Tres detenidos, entre ellos un enfermero, tras un plan coordinado para ejecutar a un paciente de la UCI que sobrevivió a un ataque de «Los Pulpos». El caso expone la vulnerabilidad de los centros de salud ante la violencia organizada.
Trujillo, región La Libertad — Lo que debía ser un recinto de recuperación se convirtió en el escenario de un complot digno de una trama criminal: un sicario de 19 años burló los filtros de seguridad del Hospital Regional Docente de Trujillo con el objetivo de acabar con la vida de un paciente internado en la Unidad de Cuidados Intensivos (UCI) mediante una inyección letal. El atentado, programado para la noche del 25 de marzo, fue desarticulado en el último minuto por la Policía Nacional del Perú (PNP), que llevaba días vigilando al entorno de la víctima tras una serie de amenazas.

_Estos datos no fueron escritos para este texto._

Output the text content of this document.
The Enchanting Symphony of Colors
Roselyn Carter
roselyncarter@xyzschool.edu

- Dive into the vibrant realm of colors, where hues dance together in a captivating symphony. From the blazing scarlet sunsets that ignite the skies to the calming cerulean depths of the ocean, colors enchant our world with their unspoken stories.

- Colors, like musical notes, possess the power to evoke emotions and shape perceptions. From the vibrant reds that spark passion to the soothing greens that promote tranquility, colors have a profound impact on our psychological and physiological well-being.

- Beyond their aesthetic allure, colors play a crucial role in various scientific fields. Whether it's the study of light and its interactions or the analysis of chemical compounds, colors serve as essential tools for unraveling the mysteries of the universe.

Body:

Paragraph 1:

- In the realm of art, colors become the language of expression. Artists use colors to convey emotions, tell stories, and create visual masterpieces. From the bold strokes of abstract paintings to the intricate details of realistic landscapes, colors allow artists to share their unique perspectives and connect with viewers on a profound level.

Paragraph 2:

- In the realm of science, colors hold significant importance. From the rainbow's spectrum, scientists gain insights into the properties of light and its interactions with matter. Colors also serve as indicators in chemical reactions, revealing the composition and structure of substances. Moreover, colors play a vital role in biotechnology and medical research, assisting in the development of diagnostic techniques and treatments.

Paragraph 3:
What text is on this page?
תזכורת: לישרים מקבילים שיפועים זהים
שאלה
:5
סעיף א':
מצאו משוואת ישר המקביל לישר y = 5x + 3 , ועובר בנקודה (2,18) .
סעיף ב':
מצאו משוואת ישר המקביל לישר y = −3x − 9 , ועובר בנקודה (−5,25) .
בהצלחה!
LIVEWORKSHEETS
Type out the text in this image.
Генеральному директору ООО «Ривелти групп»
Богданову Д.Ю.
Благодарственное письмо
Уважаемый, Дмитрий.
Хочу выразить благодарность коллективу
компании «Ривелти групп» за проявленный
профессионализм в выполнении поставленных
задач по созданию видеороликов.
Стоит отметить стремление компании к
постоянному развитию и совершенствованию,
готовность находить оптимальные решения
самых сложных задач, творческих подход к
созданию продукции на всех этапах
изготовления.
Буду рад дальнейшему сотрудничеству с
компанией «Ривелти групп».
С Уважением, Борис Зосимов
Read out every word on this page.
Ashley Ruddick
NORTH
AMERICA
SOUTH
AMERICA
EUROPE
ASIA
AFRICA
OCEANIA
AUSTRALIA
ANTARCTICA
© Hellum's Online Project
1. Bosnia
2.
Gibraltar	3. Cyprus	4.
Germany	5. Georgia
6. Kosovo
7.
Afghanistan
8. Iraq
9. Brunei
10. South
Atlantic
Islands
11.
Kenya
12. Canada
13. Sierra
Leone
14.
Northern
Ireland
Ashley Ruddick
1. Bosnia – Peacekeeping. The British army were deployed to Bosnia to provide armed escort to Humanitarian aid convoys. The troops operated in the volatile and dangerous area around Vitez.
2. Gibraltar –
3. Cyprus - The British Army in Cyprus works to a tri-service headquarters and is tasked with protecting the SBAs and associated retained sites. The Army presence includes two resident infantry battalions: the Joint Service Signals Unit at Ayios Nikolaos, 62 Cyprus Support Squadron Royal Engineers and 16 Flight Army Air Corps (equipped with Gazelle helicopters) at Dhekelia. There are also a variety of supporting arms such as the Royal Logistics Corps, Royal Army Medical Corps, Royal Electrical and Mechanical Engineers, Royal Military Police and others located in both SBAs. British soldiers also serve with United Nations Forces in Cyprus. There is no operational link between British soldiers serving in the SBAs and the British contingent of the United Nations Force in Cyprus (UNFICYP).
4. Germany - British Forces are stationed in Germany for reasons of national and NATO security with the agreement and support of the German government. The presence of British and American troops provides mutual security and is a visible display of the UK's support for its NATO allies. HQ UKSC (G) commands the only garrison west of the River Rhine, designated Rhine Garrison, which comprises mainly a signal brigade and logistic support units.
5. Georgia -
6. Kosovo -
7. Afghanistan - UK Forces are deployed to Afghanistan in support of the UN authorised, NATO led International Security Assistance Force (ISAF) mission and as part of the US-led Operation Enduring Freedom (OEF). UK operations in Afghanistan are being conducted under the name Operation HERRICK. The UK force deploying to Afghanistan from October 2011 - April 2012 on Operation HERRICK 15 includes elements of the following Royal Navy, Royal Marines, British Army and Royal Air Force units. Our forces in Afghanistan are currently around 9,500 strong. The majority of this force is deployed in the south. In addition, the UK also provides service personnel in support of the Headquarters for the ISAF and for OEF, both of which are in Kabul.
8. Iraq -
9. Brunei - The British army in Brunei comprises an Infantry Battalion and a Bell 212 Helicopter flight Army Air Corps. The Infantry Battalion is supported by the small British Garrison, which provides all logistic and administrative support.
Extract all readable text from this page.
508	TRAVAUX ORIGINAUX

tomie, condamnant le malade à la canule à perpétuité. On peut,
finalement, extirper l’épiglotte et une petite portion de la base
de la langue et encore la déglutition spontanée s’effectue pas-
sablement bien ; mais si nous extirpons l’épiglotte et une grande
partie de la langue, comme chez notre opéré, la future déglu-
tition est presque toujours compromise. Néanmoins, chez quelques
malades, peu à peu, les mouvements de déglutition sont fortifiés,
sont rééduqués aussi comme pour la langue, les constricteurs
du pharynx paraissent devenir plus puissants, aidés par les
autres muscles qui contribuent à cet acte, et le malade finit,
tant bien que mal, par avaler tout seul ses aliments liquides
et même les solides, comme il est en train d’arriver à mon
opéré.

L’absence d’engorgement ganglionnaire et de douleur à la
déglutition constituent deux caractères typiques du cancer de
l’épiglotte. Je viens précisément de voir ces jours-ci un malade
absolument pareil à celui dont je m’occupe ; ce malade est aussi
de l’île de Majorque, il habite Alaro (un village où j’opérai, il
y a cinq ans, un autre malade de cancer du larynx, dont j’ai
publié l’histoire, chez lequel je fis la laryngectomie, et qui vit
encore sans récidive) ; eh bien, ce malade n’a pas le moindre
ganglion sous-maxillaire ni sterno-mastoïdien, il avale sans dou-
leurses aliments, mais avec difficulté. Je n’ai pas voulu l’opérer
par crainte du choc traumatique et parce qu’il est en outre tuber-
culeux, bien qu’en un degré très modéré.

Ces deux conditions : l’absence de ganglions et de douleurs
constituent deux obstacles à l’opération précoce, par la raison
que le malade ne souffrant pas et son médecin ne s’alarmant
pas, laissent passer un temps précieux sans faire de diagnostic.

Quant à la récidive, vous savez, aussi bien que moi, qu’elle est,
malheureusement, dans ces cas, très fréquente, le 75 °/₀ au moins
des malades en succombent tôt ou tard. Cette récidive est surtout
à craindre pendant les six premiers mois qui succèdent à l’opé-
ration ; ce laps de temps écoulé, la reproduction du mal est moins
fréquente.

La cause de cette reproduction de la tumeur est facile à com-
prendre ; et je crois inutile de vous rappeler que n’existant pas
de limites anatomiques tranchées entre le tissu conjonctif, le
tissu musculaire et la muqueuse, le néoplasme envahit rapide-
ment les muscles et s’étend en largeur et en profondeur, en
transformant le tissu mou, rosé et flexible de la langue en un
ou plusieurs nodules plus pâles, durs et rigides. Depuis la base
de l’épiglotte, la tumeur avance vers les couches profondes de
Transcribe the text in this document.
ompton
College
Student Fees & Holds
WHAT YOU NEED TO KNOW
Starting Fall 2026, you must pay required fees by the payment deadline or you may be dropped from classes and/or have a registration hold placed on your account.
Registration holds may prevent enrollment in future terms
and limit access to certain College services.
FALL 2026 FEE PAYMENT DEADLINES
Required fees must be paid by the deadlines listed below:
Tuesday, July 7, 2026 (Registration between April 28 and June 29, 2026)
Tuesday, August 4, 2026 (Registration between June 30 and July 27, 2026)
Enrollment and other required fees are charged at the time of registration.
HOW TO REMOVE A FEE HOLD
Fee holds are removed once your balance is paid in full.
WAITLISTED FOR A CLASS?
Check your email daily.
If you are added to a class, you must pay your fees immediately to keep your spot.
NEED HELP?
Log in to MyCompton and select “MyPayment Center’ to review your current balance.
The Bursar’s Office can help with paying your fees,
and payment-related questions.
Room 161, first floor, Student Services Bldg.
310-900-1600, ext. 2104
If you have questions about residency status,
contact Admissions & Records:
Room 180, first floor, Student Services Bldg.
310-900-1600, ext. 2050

En un operativo al que América Televisión accedió en exclusiva, las autoridades lograron la captura de Juan Sánchez Noriega (19) antes de que pudiera aplicar el contenido de una ampolla mortal al paciente, quien permanecía en estado crítico. Según la confesión del propio detenido, su misión era asegurarse de que el herido no sobreviviera para testificar.
La investigación reveló que el ingreso del sicario no fue fortuito. Nilson David Chávez Castañeda, enfermero del nosocomio, fue arrestado acusado de facilitar el acceso irregular del atacante, vulnerando todos los protocolos de seguridad del centro médico. Una tercera persona, identificada como la pareja sentimental de Sánchez Noriega, cayó en la redada tras ser vinculada por coordinaciones logísticas a través de mensajes de WhatsApp con el trabajador de salud.
La intervención oportuna no solo evitó un homicidio dentro de la UCI, sino que puso al descubierto una peligrosa red de complicidad que operaba dentro del propio hospital.
La identidad del paciente se mantiene en reserva por razones de seguridad. El joven había ingresado al hospital tras sobrevivir a un atentado ocurrido el mismo martes 25 de marzo en el distrito de La Esperanza, una zona disputada por la organización criminal «Los Pulpos».
En aquel primer ataque, sicarios acribillaron el vehículo en el que se desplazaba la víctima junto a un amigo. El acompañante murió en el acto, mientras que el ahora paciente sufrió heridas de gravedad que motivaron su traslado al hospital regional. Los familiares, temiendo por su vida, habían alertado previamente a la Policía sobre la intención de los criminales de «rematarlo» en el centro de salud, lo que motivó el cerco de vigilancia que resultó clave.
El Gobierno Regional de La Libertad emitió un pronunciamiento oficial en el que anunció el inicio de una investigación interna para determinar responsabilidades en lo que calificó como una “grave vulneración de la seguridad hospitalaria”. La participación de personal sanitario ha generado alarma sobre la posible infiltración del crimen organizado en espacios estratégicos.
Los tres detenidos fueron puestos a disposición de las autoridades judiciales y enfrentan cargos por tentativa de homicidio y asociación ilícita para delinquir. Fuentes policiales no descartan nuevas detenciones en las próximas horas, a medida que se analizan los dispositivos móviles incautados.
El intento de ejecución dentro del Hospital Regional de Trujillo marca un preocupante punto de inflexión en la ola de violencia que azota la región. La Esperanza, feudo de «Los Pulpos», ha sido epicentro de constantes disputas territoriales, pero el traslado de la violencia al interior de un centro de salud evidencia la creciente audacia de las redes criminales, que no dudan en vulnerar instituciones sensibles para silenciar a testigos o ajustar cuentas pendientes.
Las autoridades han reiterado la necesidad de reforzar los filtros de control en los establecimientos de salud para evitar que estos se conviertan en extensiones del campo de batalla de la criminalidad organizada.